Importantly, our analysis evaluated VAs and bradyarrhythmias separately and additionally included non-sustained VT and PVCs. This approach revealed that the prognostic impact varies considerably between subtypes, with sustained VAs demonstrating a more consistent association with adverse long-term outcomes. Previous studies have indicated that patients with VAs may not benefit from ICDs whereas patients with bradyarrhythmias should undergo pacemaker implantation [23,24]. Our data indicate that early VAs are clinically relevant, but whether they warrant prophylactic or long-term device-based intervention cannot be concluded without prospective evidence. Thus, patients presenting with VAs should be prioritized for prolonged monitoring and structured follow-up, while other strategies should be guided by future prospective data rather than current retrospective trends.

The link between VAs and adverse long-term outcomes may reflect underlying structural or functional abnormalities, which are not completely reversible after acute TTS. Persistent myocardial inflammation, fibrosis, or autonomic imbalance have been described as possible substrates for both arrhythmogenesis and future cardiac events [8]. Previous studies have also shown that QT_c prolongation is a potential risk factor for intra-hospital complications [25,26]. Our study also shows a correlation between QT_c duration and arrhythmias, but a significant link between QT_c and all-cause cardiac events or mortality was not found, suggesting that QT_c is a sensitive but not specific risk marker requiring contextual interpretation.

Study Limitations

Several limitations of our study should be acknowledged. The retrospective, single-center design limits the generalizability of our findings. The results on the prognostic relevance of early VAs in TTS should also be interpreted with caution due to the small sample size, which, although comparable to other single-center studies, resulted in limited statistical power and wide confidence intervals. The sample size further restricts the statistical power for subgroup analyses; for example, in TTS patients with a medical condition as an identified trigger, no reliable estimate of the coefficient was possible because of the small sample size and events within the combined subgroups.
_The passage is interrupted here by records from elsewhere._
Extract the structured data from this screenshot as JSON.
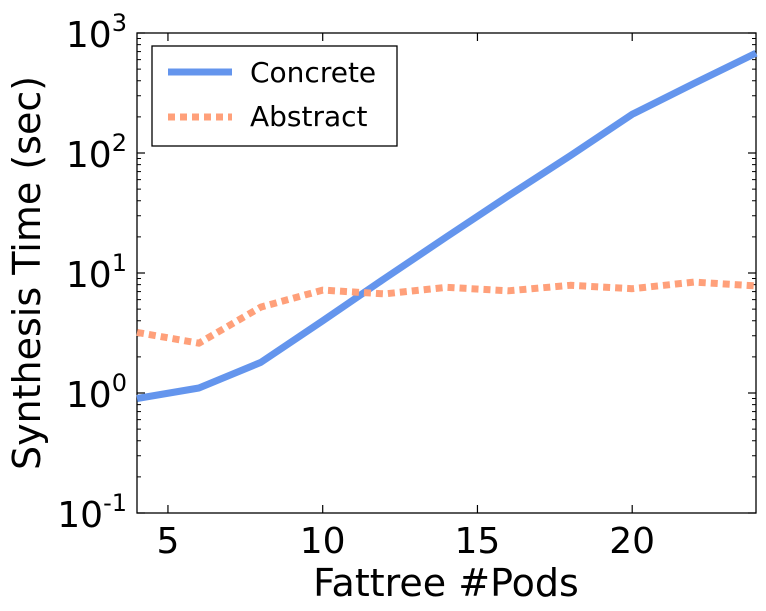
{
  "chart_data": {
    "type": "line",
    "xlabel": "Fattree #Pods",
    "ylabel": "Synthesis Time (sec)",
    "xlim": [
      4,
      24
    ],
    "ylim": [
      0.1,
      1000
    ],
    "yscale": "log",
    "x_ticks": [
      5,
      10,
      15,
      20
    ],
    "y_ticks": [
      {
        "value": 0.1,
        "base": "10",
        "exp": "-1"
      },
      {
        "value": 1,
        "base": "10",
        "exp": "0"
      },
      {
        "value": 10,
        "base": "10",
        "exp": "1"
      },
      {
        "value": 100,
        "base": "10",
        "exp": "2"
      },
      {
        "value": 1000,
        "base": "10",
        "exp": "3"
      }
    ],
    "grid": false,
    "legend_position": "top-left",
    "series": [
      {
        "name": "Concrete",
        "color": "#6495ed",
        "style": "solid",
        "x": [
          4,
          6,
          8,
          10,
          12,
          14,
          16,
          18,
          20,
          22,
          24
        ],
        "y": [
          0.9,
          1.1,
          1.8,
          4.0,
          9.0,
          20,
          44,
          95,
          210,
          380,
          680
        ]
      },
      {
        "name": "Abstract",
        "color": "#ffa07a",
        "style": "dotted",
        "x": [
          4,
          6,
          8,
          10,
          12,
          14,
          16,
          18,
          20,
          22,
          24
        ],
        "y": [
          3.2,
          2.6,
          5.2,
          7.2,
          6.7,
          7.6,
          7.1,
          7.9,
          7.4,
          8.4,
          7.8
        ]
      }
    ]
  }
}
Arrhythmia detection relied on ECG and in-hospital telemetry, which may underestimate transient, asymptomatic or post-discharge arrhythmias. Cause-specific mortality was partly dependent on available medical records and may be subject to misclassification bias. The high proportion of patients with VAs who received an ICD (75%) may have influenced long-term outcome by preventing arrhythmic deaths, potentially attenuating survival differences between subgroups. Finally, while the minimum follow-up duration was set at two years, changes in patient comorbidities and treatment strategies over time could have influenced the outcomes. Prospective multicenter studies with standardized arrhythmia monitoring protocols are needed to validate our findings.

5. Conclusions

In a large single-center registry of consecutive patients, early VAs emerged as the strongest predictor of adverse outcome in TTS and should be considered alongside hemodynamic markers such as left ventricular function and QT_c duration. The results highlight the potential prognostic relevance of arrhythmia phenotype and support the need for structured monitoring and individualized risk assessment in TTS. They provide a basis for future prospective studies evaluating prolonged monitoring and targeted therapeutic strategies.